BOLIVIA, N.C. (WECT) - The State Laboratory of Public Health identified the West Nile virus in a pool of mosquitoes collected in the central part of the county on Aug. 13.
County officials said the type of mosquito collected that tested positive for West Nile Virus was the species Culiseta melanura. This mosquito only bites birds in the wild bird population and are not known to bite humans. County mosquito control officials regularly monitor the mosquito species to identify West Nile activity and direct mosquito spraying operations to reduce the risk to the human and horse populations.
The Culiseta melanura species is occasionally collected in light traps in Brunswick County. This mosquito is considered a tree canopy mosquito and rarely leaves the deep woodland habitats.
Individuals should minimize their exposure to mosquitoes during outside activities especially during dusk and dawn. Mosquito populations tend to be more active in wooded areas this time of year limiting adult control options.
“We can address areas that we can access with the mosquito truck, but we cannot effectively address mosquito populations deep in the woods.
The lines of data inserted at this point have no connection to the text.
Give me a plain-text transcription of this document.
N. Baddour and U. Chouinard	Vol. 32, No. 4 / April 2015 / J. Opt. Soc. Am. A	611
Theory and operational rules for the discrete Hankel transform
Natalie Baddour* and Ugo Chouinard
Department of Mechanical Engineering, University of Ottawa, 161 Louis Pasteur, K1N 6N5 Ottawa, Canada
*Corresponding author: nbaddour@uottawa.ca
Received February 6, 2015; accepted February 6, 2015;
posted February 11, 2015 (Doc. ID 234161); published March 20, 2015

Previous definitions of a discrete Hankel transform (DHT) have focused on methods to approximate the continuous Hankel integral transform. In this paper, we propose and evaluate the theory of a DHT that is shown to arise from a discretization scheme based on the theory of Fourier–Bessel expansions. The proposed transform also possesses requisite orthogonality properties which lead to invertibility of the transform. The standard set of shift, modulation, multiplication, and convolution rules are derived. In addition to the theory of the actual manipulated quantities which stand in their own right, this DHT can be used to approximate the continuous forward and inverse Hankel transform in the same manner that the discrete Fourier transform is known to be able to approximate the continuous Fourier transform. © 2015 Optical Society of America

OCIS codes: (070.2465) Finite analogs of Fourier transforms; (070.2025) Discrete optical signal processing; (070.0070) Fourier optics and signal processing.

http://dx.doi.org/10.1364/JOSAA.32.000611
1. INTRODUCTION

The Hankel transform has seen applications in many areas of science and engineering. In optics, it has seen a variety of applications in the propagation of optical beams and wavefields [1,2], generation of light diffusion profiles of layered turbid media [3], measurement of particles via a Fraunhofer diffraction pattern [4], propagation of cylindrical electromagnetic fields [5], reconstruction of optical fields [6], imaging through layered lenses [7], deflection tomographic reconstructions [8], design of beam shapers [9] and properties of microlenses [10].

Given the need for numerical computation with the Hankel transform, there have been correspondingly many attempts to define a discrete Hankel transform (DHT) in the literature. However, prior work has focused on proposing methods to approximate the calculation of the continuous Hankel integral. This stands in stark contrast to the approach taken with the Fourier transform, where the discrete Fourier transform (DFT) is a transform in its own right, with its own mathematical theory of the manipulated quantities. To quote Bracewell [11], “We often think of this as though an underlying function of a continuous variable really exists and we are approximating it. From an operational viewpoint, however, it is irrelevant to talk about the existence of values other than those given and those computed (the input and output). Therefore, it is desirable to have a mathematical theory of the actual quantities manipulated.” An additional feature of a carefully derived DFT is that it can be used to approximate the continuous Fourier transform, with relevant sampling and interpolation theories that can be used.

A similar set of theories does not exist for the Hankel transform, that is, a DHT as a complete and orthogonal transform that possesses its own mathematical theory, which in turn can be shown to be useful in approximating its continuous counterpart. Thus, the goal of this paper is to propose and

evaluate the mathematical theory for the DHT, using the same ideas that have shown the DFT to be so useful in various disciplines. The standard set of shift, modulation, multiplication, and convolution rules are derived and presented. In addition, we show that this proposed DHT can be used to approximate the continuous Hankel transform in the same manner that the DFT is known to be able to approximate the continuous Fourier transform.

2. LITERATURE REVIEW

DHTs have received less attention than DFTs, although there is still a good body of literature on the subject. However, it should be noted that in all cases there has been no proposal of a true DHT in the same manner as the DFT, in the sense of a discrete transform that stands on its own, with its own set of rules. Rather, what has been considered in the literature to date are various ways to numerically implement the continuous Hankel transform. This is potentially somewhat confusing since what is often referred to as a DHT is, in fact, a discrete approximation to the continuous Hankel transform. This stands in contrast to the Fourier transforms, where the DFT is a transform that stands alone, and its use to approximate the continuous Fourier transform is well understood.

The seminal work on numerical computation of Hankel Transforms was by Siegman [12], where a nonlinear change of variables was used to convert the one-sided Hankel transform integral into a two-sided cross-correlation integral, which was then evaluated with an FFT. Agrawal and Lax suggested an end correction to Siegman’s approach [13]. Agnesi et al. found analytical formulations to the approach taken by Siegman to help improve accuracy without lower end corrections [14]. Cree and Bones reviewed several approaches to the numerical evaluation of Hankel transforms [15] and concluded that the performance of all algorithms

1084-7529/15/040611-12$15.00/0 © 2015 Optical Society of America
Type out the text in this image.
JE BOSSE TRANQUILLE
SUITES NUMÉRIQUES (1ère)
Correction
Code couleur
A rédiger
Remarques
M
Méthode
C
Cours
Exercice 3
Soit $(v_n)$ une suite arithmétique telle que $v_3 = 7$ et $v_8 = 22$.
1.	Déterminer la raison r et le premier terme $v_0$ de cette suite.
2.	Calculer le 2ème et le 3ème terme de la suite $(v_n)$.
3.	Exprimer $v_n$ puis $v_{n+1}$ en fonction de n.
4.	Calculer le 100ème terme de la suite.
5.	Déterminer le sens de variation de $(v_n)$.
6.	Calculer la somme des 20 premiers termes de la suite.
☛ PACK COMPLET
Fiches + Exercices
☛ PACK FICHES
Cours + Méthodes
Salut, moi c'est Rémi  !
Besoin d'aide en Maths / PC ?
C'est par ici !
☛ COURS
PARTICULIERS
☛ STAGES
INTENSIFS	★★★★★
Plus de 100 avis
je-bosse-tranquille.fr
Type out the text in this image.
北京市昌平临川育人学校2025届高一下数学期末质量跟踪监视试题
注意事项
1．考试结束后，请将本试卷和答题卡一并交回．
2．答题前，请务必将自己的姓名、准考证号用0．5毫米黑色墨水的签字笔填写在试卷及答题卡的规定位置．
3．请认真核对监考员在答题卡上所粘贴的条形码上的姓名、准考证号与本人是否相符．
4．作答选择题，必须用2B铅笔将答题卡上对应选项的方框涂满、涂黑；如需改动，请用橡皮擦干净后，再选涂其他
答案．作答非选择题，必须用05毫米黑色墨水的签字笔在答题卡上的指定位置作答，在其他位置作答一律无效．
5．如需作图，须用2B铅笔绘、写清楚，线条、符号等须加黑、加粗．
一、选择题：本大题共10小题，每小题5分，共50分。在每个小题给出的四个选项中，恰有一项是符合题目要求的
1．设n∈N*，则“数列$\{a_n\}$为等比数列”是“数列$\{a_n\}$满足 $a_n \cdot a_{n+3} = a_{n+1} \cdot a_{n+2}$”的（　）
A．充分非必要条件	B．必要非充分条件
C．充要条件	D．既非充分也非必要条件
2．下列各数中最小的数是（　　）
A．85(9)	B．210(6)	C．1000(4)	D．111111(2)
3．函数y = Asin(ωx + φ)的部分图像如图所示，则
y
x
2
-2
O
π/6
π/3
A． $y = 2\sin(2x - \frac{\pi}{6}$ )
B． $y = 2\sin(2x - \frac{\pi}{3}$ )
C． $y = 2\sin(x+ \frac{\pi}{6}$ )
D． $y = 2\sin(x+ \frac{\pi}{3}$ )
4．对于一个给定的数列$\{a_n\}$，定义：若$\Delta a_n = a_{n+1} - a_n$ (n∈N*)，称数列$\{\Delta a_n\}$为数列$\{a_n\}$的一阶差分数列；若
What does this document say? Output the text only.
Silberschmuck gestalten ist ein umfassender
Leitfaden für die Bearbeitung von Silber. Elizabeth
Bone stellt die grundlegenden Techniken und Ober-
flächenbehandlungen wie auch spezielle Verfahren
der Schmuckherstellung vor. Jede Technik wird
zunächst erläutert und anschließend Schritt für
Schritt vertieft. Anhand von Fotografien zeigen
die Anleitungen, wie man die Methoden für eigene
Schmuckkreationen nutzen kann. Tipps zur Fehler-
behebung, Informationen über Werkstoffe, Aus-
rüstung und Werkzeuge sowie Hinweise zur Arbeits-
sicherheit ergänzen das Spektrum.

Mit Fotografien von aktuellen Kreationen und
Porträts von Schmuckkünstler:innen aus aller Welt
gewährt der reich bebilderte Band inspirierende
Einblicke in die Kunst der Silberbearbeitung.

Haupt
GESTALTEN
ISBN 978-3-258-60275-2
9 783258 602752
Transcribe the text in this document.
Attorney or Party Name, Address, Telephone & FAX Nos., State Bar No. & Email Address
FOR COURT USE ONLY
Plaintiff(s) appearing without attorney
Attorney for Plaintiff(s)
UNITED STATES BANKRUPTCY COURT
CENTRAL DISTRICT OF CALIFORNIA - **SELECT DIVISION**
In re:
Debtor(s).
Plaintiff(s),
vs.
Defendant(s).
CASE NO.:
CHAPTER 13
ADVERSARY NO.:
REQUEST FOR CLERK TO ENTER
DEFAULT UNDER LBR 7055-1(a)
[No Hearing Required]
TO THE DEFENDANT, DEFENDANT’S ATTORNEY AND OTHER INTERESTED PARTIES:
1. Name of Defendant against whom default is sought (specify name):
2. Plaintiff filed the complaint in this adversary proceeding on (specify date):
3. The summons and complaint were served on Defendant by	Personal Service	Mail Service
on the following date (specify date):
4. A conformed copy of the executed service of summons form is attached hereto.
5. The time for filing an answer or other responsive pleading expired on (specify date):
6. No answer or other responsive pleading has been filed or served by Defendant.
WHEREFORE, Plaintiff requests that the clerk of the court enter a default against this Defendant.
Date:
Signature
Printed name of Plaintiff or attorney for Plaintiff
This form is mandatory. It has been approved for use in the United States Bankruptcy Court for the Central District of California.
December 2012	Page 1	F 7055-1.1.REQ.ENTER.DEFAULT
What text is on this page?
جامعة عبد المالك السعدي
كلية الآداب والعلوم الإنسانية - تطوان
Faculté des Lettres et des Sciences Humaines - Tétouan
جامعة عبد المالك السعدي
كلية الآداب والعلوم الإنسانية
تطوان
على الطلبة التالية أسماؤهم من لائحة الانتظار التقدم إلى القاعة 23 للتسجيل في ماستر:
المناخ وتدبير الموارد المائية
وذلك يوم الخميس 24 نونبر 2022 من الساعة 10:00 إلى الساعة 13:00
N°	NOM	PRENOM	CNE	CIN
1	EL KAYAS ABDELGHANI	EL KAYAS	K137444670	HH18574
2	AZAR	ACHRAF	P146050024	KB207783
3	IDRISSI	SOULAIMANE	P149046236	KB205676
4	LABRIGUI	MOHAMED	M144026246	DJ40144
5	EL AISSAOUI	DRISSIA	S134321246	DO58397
This is why personal protection measures are so important to hunters and outdoorsmen,” said Jeff Brown, the Mosquito Control Supervisor for Brunswick County.
David Stanley, the county’s Health and Human Services executive director, urged residents to wear light-colored, long-sleeved shirts and long pants, avoid being outside at dusk and dawn when mosquitoes are most active, and apply mosquito repellent.
If using repellent with DEET, make sure to follow label instructions, and keep DEET out of the eyes, mouth and nose.
If you are a horse owner, consult your veterinarian regarding proper protective vaccines for your horses and change the water in water troughs at least twice a week to discourage mosquito breeding.